According to these publications, the placement of the peritoneal catheter may be more difficult in cases with a history of abdominal surgery, peritonitis, or patients who have previously undergone failed attempts at VP shunt insertion [3]. In these patients, the assumed location of the catheter may be different from the planned standard which may cause adhesions or malfunction of the shunt [16]. This, in turn, may necessitate further abdominal surgery which can lead to retropulsion of the incision, hernia or adhesions [32]. Therefore, using our modification and establishing access at Palmer’s point reduces the risk of interference with scars from previous surgical interventions and does not interfere with the course of future laparoscopic procedures and, thus, protects against such complications.

In current literature, the overall rate of shunt complications ranges from 12.9% to 46.3% [33-35]. Stone et al.[5] in a 15-year retrospective study concluded that 84.5% of patients required one or more shunt revisions. Naftel et al. [19] observed rates of shunt failure of up to 20.9%. Kestle et al. [36] reported that distal mechanical failure comprises 25–30% of all malfunctions. In our study, there were no distal catheter complications in any of the shunts implanted laparoscopically using our own technique during the follow-up period (median 2.5 years).

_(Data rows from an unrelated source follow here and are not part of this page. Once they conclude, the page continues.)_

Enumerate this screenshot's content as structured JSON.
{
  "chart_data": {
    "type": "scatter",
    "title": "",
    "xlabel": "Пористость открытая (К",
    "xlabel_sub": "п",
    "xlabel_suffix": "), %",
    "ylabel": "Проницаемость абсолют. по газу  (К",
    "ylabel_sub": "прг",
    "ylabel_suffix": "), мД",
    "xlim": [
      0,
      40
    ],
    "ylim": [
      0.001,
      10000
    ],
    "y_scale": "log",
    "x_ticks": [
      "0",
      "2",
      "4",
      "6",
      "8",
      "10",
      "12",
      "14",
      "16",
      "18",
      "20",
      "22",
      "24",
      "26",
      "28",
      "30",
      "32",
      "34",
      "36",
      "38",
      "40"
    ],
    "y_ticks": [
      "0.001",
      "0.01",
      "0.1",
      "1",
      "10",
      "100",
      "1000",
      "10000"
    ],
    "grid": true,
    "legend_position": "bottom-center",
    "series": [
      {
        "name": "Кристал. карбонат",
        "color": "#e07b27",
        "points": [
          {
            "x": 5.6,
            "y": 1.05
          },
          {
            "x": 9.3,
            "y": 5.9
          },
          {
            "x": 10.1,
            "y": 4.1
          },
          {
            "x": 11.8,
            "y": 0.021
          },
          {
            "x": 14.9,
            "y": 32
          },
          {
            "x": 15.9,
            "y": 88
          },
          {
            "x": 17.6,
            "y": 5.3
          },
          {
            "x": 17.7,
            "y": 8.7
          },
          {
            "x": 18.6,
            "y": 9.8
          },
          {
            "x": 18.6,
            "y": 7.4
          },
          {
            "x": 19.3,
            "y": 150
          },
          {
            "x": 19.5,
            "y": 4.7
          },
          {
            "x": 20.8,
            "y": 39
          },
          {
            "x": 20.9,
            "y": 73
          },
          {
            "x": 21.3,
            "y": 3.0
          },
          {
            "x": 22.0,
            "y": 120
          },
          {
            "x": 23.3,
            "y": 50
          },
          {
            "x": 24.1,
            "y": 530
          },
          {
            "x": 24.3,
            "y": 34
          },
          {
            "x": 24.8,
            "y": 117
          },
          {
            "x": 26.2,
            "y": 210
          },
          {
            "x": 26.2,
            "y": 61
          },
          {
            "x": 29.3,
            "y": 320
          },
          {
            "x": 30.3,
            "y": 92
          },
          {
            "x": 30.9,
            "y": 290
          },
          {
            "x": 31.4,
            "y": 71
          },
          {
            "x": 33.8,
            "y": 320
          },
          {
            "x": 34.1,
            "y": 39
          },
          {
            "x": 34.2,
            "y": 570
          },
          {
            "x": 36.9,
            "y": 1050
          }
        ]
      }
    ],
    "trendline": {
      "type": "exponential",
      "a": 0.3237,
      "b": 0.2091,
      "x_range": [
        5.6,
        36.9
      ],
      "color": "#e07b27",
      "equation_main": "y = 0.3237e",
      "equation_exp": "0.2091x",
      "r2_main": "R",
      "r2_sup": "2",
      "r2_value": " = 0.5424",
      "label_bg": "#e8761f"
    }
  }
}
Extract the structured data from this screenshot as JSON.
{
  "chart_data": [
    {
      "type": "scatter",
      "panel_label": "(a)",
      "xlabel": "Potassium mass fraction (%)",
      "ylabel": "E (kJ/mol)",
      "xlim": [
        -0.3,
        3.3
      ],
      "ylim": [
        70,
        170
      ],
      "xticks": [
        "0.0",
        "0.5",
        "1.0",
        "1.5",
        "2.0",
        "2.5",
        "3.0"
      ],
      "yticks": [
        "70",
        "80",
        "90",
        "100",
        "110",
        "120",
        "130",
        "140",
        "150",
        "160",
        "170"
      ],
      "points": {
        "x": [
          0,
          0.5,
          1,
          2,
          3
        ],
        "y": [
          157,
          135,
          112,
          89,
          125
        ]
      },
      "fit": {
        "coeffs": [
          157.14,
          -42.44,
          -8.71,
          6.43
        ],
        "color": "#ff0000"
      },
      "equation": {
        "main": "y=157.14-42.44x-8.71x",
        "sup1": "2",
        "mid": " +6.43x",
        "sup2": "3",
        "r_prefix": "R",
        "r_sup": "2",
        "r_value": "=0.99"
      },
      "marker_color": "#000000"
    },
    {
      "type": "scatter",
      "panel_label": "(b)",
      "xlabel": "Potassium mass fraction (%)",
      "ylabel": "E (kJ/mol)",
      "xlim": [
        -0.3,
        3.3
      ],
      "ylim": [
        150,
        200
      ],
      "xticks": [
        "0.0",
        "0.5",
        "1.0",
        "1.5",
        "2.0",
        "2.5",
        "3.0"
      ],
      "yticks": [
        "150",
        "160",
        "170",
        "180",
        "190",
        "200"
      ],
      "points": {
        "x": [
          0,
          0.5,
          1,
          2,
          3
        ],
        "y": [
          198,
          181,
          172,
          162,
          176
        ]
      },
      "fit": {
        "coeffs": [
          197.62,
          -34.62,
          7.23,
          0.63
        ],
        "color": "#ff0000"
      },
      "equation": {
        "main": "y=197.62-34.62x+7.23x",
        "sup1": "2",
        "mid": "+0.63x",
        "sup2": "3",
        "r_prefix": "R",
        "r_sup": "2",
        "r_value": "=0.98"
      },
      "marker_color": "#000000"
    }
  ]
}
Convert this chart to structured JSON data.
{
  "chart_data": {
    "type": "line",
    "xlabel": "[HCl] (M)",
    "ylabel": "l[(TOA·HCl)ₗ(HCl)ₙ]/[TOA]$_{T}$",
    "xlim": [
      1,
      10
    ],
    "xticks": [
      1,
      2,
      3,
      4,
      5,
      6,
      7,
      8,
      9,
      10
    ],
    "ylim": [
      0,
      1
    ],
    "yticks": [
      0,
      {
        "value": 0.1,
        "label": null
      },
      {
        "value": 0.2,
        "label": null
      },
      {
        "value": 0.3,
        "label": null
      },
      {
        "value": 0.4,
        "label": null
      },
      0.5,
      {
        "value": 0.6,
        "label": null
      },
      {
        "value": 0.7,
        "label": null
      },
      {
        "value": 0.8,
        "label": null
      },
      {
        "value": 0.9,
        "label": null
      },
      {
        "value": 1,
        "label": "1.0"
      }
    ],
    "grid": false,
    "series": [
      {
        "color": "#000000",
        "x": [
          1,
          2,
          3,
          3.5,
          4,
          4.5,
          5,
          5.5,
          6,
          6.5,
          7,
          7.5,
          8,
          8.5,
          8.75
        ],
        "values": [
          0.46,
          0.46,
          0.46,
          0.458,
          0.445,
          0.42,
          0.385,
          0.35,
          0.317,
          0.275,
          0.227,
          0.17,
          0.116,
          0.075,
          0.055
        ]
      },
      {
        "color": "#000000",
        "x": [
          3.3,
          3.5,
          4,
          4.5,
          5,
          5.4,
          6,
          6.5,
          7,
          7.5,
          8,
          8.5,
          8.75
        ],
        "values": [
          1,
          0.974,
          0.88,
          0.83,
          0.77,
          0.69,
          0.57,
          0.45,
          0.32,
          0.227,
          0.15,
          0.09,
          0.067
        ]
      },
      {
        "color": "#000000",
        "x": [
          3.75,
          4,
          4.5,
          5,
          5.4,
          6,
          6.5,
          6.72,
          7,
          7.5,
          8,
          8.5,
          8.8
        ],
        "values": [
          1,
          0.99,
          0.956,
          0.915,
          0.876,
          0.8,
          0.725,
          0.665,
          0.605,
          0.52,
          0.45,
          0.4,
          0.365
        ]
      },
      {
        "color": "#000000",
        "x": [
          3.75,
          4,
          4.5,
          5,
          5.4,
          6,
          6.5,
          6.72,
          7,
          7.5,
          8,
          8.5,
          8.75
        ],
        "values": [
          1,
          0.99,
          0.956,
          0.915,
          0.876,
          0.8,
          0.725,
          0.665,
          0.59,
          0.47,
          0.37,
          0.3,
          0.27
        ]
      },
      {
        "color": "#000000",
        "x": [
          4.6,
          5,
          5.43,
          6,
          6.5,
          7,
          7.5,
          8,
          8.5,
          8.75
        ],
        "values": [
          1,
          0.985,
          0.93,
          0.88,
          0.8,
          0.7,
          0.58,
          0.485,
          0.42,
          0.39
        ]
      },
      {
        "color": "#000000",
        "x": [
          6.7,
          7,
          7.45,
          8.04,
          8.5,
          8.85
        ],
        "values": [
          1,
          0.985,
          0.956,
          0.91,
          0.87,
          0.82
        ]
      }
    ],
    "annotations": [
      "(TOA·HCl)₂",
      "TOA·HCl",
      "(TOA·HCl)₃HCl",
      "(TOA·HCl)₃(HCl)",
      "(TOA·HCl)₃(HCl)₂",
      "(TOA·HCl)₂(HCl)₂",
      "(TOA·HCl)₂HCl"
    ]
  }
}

Our modified laparoscopic method is straightforward, minimally invasive and beneficial for patients with hydrocephalus requiring VP shunt placement, particularly for patients with obesity, adhesions or those requiring peritoneal shunt revision. The innovative approach used in the present study is adaptable, and can significantly reduce the risk of complications. The use of the falciform ligament to position and anchor the catheter significantly reduces the rate of distal VP shunt obstruction. The duration of surgery is reduced in comparison with open procedures, which decreases the risk of infection. In addition, the simultaneous operation by the neurosurgeon and general surgeons enhances cooperation between departments and strengthens companionships.

Conflicts of interest

Authors have no conflict of interest to declare.


This publication was prepared without any external source of funding.

Author Contributions

Mariusz Sowa - conceptualization, writing original draft, review and editing, project administration; Joanna Sowa – visualization, Wiesław Pesta – supervision.